In the continental United States, evidence of our extensive oil consumption is abundant. Over the years, approximately 3.5 million oil and gas wells have been drilled across the country since the 1850s. Many of these wells were abandoned when the companies operating them went out of business or ceased operations. These neglected wells, known as “undocumented orphan wells” (UOWs), pose a significant environmental risk as they often remain unplugged, allowing dangerous substances like methane, oil, and chemicals to leak into the air and potentially contaminate nearby water sources. The Bureau of Land Management estimates that there are still around 130,000 unplugged orphan wells in the US, while industry organizations like the Interstate Oil and Gas Compact Commission suggest that the number could be as high as 740,000.
The task of locating and sealing these orphan wells is a challenging and time-consuming process. However, researchers from the US Department of Energy’s Berkeley Lab have developed a new artificial intelligence (AI) model trained on decades worth of maps that can identify previously undiscovered orphan wells within a 10-meter radius of their actual locations. The AI model has already identified 44 of the 1,301 potential wells in California and Oklahoma. Scaling up this AI-driven approach could significantly accelerate the process of decommissioning these dormant wells.
AI model was trained on thousands of topographical maps
Researchers detailed their methodology for training the AI in a recent article published in the journal Environmental Science & Technology. The AI model was specifically trained to recognize a symbol resembling a hollow black circle commonly used to indicate oil and gas wells on topographical maps. After manually identifying several examples of these symbols, the AI model was trained using this dataset. The researchers had to account for other circular symbols on the maps that could potentially lead to false positives. This training process was likened to “finding a needle in a haystack” by Berkeley Lab scientist Charuleka Varadharajan.
Once the AI was trained to recognize the well symbols, the researchers applied it to thousands of maps in four oil-rich counties in California and Nevada.

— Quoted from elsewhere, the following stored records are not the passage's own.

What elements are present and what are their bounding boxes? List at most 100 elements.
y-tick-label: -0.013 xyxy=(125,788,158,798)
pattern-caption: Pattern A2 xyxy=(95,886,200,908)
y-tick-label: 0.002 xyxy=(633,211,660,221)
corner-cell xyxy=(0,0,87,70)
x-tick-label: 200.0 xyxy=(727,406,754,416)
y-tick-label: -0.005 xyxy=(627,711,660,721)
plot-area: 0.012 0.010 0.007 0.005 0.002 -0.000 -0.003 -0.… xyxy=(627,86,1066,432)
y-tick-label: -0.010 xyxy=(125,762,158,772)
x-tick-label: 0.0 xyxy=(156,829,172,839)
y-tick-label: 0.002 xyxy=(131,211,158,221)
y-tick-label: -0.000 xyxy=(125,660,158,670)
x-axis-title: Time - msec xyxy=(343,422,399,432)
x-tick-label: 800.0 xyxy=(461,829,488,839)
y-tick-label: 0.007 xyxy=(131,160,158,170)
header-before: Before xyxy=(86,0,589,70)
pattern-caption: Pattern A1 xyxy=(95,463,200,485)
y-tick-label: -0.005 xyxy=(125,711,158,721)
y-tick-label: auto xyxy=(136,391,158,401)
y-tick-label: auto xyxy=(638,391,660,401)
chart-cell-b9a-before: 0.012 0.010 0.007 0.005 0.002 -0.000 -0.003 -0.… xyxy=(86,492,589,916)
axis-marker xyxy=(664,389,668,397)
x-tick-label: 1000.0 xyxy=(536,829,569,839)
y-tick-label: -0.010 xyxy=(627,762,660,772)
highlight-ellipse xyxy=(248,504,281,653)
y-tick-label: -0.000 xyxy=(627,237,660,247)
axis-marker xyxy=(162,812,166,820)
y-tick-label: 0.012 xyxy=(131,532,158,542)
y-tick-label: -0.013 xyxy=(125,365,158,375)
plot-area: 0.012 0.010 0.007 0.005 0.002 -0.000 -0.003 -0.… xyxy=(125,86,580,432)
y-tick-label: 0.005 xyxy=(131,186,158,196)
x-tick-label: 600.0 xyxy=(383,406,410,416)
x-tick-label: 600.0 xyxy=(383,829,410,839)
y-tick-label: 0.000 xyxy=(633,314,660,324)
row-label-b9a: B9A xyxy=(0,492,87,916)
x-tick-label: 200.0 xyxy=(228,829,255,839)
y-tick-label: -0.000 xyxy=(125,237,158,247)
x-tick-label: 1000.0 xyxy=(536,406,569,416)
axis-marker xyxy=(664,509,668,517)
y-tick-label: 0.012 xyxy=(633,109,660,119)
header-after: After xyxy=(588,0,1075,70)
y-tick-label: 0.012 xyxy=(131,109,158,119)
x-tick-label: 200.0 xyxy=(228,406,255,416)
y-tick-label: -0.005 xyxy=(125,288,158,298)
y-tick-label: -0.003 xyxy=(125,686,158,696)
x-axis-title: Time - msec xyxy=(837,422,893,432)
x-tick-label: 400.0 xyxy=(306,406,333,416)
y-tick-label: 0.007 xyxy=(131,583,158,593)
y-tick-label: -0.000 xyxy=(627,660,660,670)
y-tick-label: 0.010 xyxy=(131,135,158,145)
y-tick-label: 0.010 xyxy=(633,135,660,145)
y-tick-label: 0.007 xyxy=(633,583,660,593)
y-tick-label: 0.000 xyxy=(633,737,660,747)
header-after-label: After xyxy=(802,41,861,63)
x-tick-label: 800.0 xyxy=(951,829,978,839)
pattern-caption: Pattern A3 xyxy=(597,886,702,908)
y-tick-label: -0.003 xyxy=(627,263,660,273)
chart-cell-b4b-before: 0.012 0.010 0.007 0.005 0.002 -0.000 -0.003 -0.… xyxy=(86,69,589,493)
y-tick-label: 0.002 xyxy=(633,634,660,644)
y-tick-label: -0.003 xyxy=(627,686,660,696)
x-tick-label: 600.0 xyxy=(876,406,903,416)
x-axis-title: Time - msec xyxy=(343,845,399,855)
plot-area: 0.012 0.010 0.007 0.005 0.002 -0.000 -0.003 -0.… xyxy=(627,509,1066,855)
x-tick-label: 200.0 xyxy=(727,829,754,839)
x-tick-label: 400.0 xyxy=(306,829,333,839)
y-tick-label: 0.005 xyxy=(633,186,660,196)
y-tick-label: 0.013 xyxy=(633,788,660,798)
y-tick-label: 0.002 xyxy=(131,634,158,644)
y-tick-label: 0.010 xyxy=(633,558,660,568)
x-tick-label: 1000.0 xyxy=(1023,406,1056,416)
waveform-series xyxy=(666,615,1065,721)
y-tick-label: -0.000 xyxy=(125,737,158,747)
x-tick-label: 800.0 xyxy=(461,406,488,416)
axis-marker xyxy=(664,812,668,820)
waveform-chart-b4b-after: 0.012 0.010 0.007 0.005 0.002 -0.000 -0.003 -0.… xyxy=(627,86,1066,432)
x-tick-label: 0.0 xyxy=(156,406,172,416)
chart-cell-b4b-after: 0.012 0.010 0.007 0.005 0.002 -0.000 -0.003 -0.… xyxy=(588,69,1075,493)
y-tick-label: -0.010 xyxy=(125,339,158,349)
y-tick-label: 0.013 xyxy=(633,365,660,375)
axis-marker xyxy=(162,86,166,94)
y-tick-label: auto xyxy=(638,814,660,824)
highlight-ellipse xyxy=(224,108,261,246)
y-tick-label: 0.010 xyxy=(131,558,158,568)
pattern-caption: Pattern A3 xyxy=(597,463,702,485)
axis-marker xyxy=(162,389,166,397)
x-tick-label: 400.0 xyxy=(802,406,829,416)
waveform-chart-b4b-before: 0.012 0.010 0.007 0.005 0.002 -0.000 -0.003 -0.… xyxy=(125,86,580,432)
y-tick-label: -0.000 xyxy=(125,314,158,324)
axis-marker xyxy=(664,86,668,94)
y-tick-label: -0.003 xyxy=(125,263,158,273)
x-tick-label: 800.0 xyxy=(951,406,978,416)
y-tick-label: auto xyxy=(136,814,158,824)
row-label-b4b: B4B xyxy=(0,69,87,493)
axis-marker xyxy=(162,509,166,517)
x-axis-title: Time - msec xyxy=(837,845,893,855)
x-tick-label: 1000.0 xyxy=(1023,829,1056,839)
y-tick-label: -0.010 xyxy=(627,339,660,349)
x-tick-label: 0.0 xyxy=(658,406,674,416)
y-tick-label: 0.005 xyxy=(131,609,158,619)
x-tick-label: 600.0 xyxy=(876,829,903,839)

The AI identified 1,301 potentially undocumented orphan wells, 29 of which were confirmed using aerial and satellite images from Google Earth. In cases where the wells were not visible from above, researchers conducted field tests using magnetometers to detect buried metal pipes, confirming an additional 15 wells.

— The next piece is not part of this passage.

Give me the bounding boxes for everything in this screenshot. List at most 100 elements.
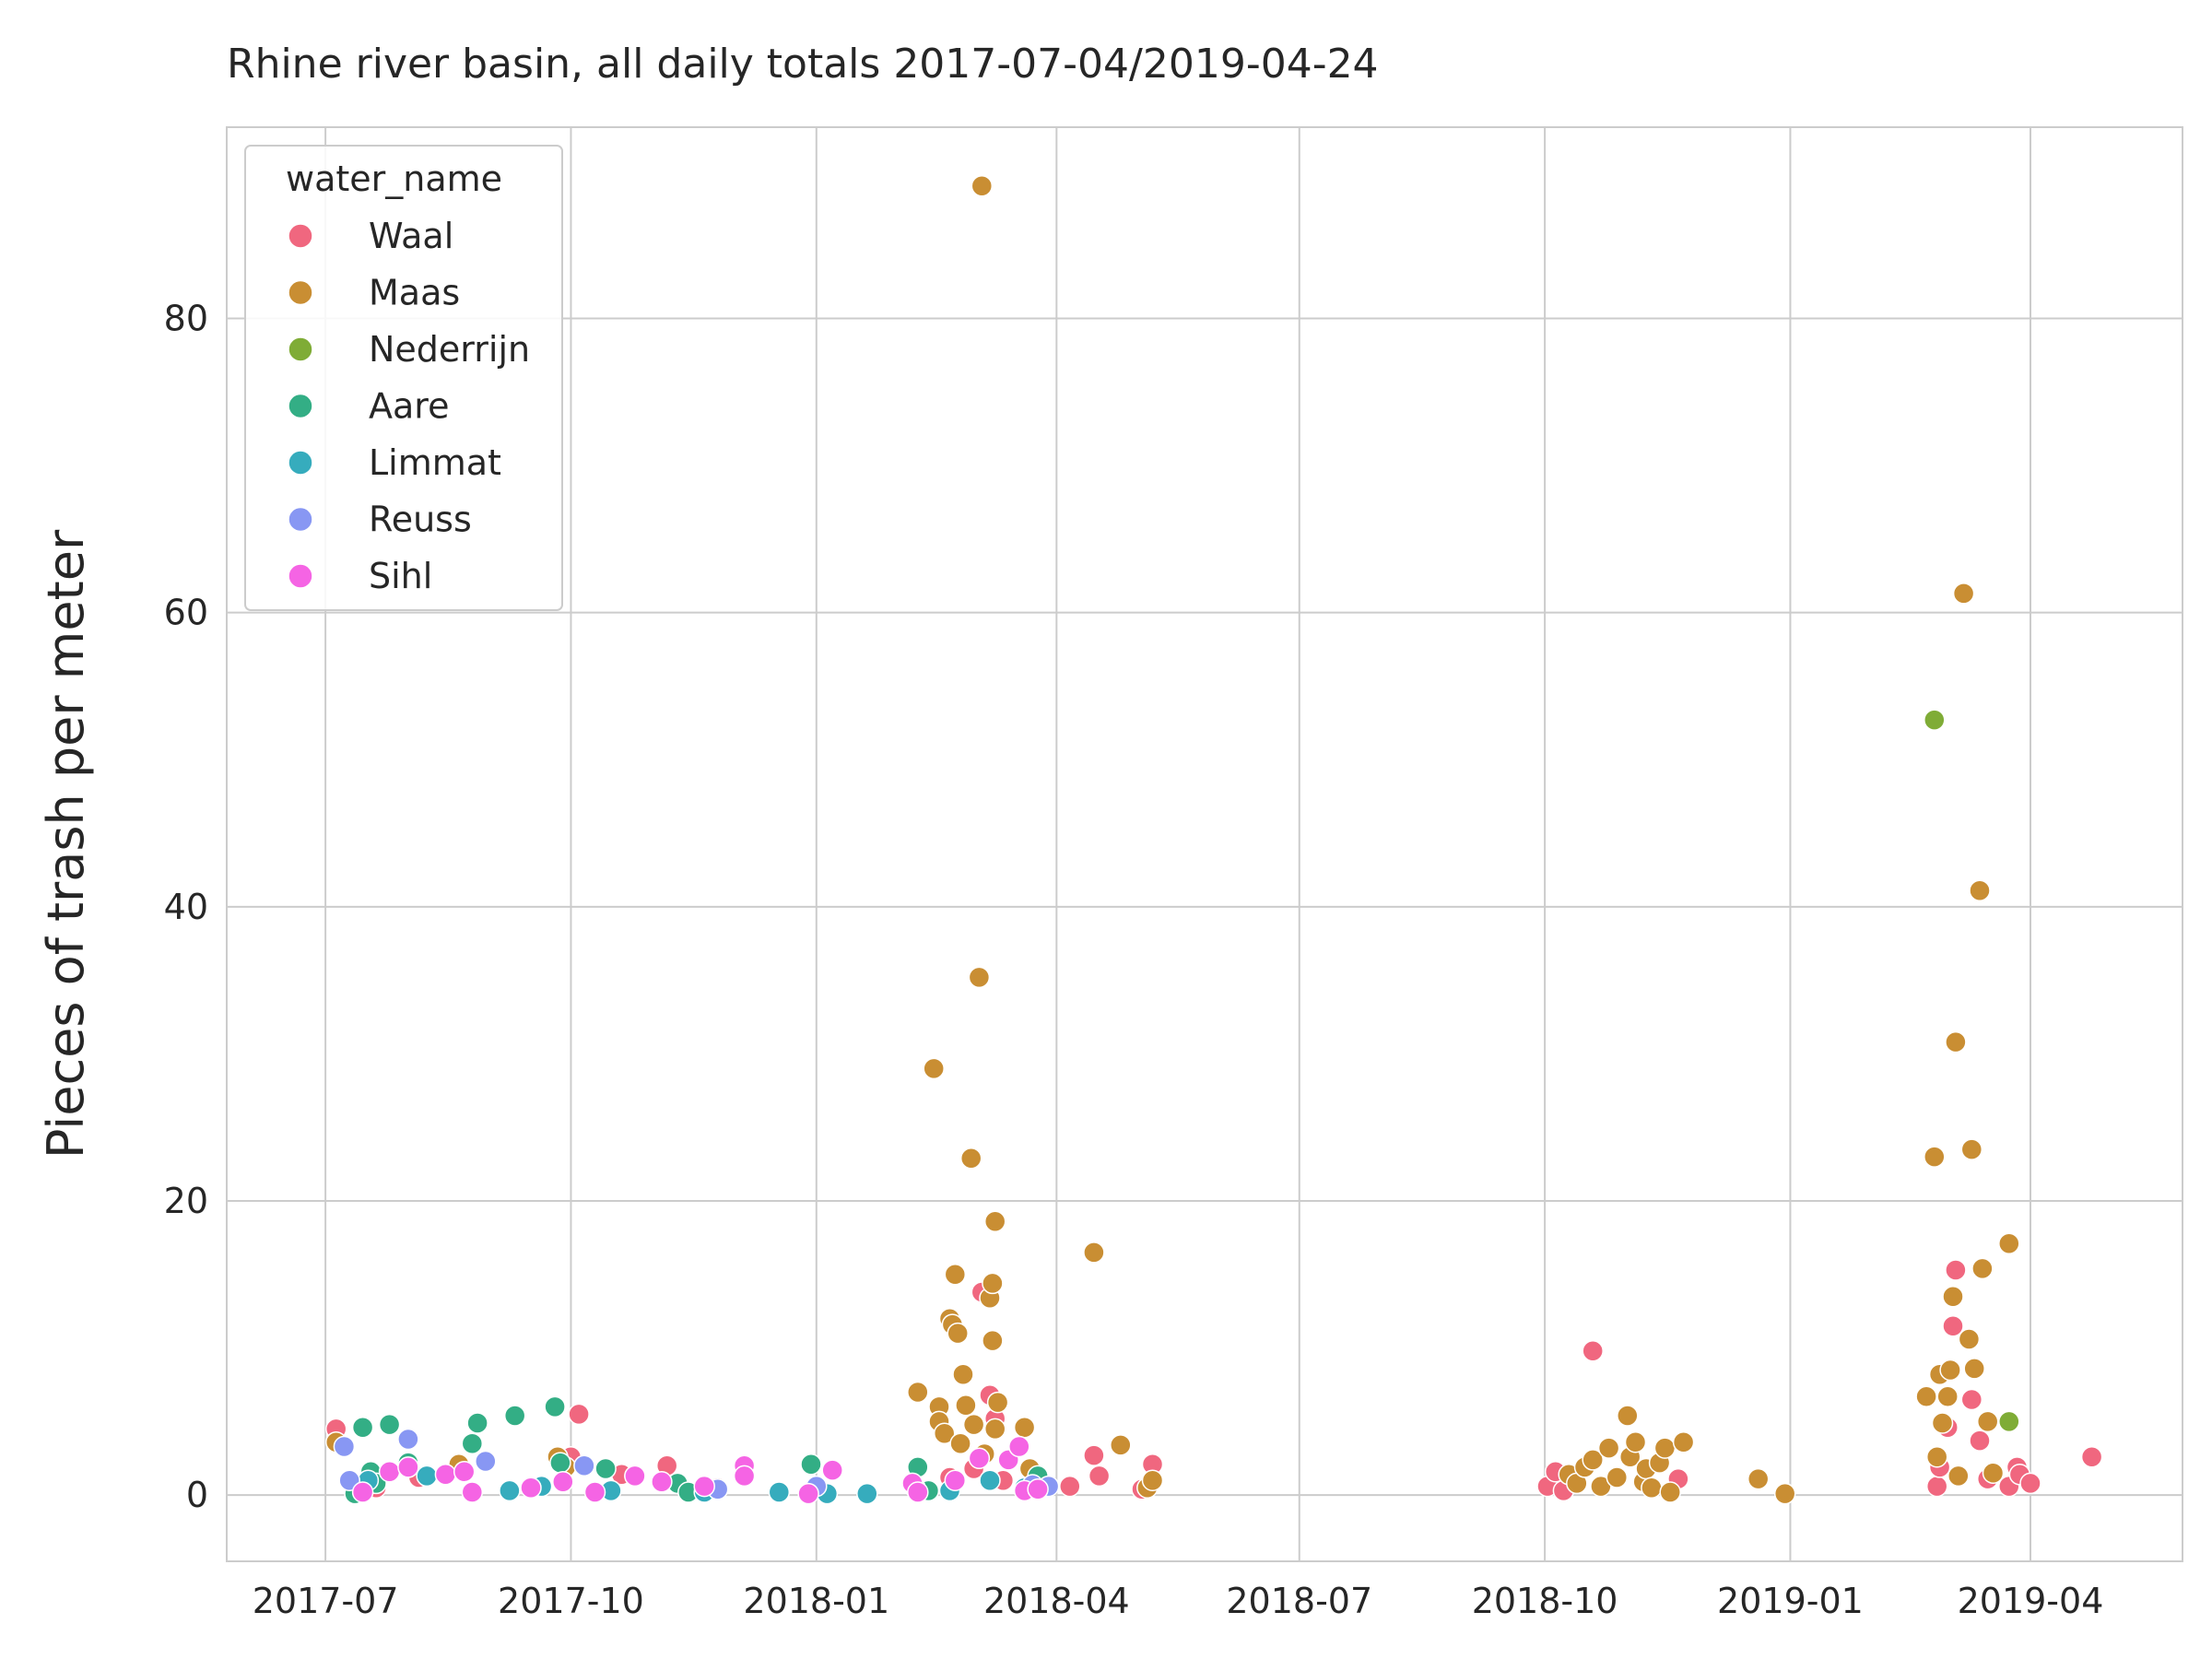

However, not all abandoned wells are visible through aerial imagery, as many are located below the surface. In such cases, researchers conduct field tests using magnetometers to detect magnetic anomalies indicating buried metal pipes. Using this method, 15 more wells were verified by the researchers.

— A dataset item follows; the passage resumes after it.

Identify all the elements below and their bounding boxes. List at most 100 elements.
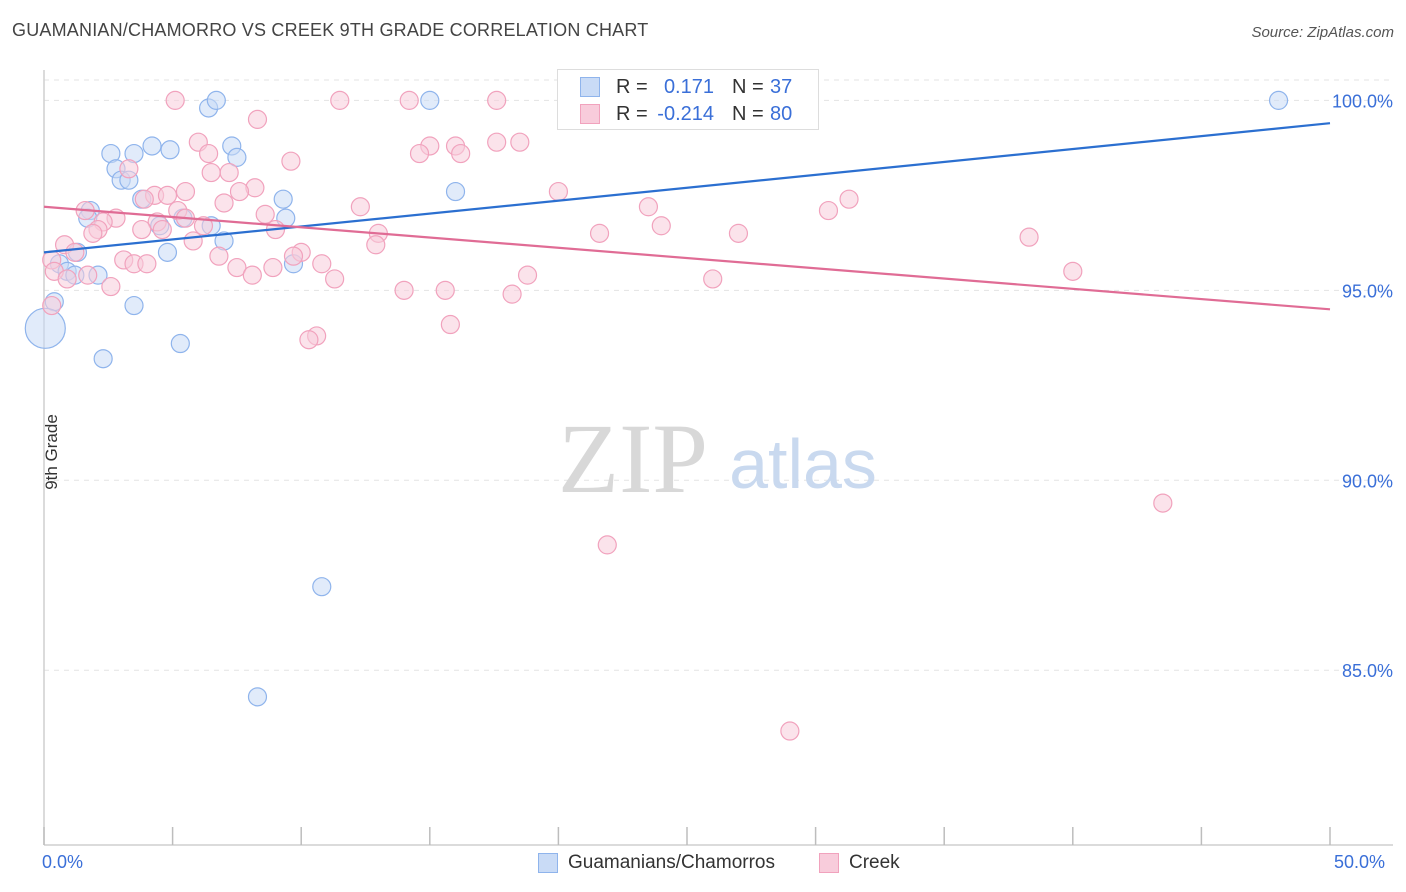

The researchers intentionally prioritized minimizing false negatives over false positives to ensure accuracy in their findings. They believe that the number of potential wells identified is underestimated and that further refinement of their methods could lead to the discovery of more wells.
AI predictions can work in tandem with well-detecting drones
The researchers aim to combine the predictive capabilities of AI with modern technologies like sensor-equipped drones to expedite the detection and sealing of potentially hazardous wells. Drones equipped with magnetometers could be deployed to areas where aerial detection is not feasible, while drones with methane sensors could detect air leakage. Additionally, drones with hyperspectral cameras could scan for methane plumes undetectable by the human eye.
Lawrence Berkeley National Laboratory postdoctoral fellow Fabio Ciulla stated, “AI can enhance our understanding of the past by extracting information from historical data on a scale that was unattainable just a few years ago. The more we go into the future, the more you can also use the past.”